Il n’y a pas de pays réticent à l’intégration du Maroc à la CEDEAO. Au contraire, beaucoup de pays se sont exprimés soit oralement, soit par écrit en soutien à la candidature marocaine».

Marcel Alain de Souza
Président de la Commission de la CEDEAO

Le Maroc étant situé un peu loin de notre zone géographique, nous ne pouvons pas forcément dire qu’il peut intégrer la CEDEAO, mais nous pouvons mettre en place un partenariat gagnant-gagnant».

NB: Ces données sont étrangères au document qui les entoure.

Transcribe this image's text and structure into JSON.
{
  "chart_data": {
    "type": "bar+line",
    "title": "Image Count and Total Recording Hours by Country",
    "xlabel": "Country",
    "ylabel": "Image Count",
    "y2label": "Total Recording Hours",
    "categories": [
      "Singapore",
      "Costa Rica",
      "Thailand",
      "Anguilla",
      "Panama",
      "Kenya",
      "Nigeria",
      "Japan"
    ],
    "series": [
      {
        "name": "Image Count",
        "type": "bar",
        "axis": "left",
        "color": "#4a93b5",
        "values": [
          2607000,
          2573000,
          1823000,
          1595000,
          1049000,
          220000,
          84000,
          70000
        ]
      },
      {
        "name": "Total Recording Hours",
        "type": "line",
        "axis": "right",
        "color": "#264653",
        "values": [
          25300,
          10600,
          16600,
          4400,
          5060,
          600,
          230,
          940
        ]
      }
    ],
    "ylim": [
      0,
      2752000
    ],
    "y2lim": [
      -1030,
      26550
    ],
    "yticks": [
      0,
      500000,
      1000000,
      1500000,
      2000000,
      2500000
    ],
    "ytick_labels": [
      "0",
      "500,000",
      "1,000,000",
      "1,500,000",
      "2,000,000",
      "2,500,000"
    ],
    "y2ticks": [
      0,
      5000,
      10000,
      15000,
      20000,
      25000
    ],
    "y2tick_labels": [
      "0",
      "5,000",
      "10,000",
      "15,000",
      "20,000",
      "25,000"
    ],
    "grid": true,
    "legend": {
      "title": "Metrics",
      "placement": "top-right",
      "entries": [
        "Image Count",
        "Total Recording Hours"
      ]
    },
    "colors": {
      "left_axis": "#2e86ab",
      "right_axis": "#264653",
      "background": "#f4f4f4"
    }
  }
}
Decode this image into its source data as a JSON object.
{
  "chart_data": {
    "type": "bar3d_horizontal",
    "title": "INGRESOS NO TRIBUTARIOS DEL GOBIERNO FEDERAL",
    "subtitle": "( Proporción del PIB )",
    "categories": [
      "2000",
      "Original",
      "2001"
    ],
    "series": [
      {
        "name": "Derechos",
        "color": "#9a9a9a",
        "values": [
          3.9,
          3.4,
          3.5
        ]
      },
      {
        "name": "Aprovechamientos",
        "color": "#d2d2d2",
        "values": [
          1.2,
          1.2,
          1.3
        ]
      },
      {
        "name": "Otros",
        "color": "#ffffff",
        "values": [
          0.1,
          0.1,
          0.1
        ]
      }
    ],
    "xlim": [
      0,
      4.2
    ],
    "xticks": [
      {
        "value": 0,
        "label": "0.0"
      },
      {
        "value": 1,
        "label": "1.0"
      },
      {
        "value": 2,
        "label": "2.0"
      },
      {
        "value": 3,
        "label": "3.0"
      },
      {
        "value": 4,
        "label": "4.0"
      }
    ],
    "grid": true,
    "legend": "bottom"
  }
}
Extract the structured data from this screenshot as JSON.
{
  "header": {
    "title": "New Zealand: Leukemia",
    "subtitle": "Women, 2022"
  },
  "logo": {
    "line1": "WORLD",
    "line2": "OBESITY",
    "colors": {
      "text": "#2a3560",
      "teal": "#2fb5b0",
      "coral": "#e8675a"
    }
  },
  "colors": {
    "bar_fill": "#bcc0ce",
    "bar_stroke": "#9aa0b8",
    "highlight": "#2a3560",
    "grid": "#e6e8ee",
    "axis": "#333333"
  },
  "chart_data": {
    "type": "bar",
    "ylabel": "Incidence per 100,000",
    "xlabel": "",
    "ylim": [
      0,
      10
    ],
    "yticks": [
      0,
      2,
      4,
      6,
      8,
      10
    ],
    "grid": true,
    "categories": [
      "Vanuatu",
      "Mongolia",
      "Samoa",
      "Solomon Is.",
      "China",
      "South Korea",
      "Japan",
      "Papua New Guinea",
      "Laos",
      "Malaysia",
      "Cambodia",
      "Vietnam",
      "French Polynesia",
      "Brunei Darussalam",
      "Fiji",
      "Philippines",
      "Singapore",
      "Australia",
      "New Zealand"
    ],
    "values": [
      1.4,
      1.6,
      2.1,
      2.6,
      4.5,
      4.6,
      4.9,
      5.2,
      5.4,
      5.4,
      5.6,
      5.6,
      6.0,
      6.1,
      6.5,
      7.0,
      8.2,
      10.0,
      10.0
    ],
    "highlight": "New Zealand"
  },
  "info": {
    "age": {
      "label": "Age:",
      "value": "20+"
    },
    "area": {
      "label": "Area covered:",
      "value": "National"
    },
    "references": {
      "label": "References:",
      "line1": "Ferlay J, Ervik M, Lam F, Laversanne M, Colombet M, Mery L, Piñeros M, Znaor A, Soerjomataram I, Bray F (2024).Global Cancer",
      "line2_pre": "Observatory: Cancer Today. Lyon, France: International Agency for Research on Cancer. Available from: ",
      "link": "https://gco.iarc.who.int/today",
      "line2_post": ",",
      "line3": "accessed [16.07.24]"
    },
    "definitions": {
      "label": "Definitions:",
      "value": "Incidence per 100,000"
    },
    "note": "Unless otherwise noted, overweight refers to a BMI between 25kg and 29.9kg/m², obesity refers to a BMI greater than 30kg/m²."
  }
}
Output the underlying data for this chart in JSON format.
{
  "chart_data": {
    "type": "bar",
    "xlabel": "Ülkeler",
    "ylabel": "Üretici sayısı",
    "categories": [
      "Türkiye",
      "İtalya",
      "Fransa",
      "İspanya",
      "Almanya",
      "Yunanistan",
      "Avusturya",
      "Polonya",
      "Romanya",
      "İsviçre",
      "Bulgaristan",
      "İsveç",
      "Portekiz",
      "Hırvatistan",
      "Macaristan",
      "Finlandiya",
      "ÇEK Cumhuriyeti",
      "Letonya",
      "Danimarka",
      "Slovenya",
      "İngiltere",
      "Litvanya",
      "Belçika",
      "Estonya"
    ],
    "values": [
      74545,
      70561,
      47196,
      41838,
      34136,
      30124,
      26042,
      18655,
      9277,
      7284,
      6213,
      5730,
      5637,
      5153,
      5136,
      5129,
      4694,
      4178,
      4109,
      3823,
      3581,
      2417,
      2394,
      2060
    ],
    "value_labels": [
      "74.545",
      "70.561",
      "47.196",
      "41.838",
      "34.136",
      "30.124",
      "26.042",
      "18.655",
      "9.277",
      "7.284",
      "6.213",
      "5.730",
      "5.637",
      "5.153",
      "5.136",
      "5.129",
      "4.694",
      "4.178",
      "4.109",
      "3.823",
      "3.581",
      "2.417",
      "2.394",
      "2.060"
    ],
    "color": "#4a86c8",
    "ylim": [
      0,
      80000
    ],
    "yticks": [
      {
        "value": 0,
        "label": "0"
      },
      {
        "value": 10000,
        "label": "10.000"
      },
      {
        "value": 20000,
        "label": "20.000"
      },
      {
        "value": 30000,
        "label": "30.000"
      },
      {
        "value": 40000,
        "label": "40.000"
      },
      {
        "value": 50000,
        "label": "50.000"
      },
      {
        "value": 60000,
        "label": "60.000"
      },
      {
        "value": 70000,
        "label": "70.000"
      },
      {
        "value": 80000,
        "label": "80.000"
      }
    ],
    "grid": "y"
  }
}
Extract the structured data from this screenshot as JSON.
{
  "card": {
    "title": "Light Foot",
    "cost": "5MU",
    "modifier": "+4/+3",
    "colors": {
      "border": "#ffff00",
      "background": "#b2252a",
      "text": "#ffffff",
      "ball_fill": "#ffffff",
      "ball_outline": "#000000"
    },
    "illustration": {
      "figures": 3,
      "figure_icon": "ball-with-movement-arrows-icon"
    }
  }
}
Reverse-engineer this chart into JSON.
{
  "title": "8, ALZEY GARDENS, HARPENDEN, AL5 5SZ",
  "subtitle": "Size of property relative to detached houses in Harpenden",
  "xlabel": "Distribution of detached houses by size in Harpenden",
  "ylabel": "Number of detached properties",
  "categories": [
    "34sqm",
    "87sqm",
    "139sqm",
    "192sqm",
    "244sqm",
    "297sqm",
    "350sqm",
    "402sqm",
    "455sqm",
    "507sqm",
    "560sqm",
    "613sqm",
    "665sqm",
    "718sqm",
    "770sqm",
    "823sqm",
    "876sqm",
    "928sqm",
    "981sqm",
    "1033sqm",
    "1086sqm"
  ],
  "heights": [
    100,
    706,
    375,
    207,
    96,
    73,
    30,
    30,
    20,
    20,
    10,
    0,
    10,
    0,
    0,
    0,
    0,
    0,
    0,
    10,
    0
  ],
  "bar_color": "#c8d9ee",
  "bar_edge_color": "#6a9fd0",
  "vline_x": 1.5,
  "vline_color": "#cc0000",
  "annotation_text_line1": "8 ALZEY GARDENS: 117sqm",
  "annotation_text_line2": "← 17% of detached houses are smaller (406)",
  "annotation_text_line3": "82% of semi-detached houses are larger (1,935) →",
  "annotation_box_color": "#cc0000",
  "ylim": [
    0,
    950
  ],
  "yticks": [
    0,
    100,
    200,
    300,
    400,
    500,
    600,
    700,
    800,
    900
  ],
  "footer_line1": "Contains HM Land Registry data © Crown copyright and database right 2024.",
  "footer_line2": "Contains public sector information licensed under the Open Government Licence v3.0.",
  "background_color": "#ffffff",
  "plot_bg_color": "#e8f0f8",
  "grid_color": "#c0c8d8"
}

Une impulsion aux exportations selon CMC

Dans son numéro du mois de mai de «Maroc Conjoncture», le Centre marocain de conjoncture (CMC) se penche sur la candidature du royaume à la CEDEAO. Analysant les répercussions d’une éventuelle adhésion du Maroc, le CMC estime que l’impact économique de cette entrée au sein du groupement régional peut être évalué à travers la dynamique d’exportation. «Dans l’éventualité que l’admission du Maroc au sein de la CEDEAO donne lieu à une forte impulsion aux exportations dans la région, l’effet multiplicateur sur l’ensemble de l’activité peut être assez significatif», écrit le CMC. À plus long terme, poursuit le document, «on peut également ajouter l’intensification des flux d’investissement et leur incidence sur les capacités productives, sachant que le Maroc figure déjà, à l’heure actuelle, parmi les premiers investisseurs de la zone». En somme, le CMC estime que l’impact économique de l’adhésion du royaume à la CEDEAO peut être mesuré par l’effet multiplicateur du surcroît de la demande adressée au Maroc par les pays de la région sur la production, la valeur ajoutée et l’emploi.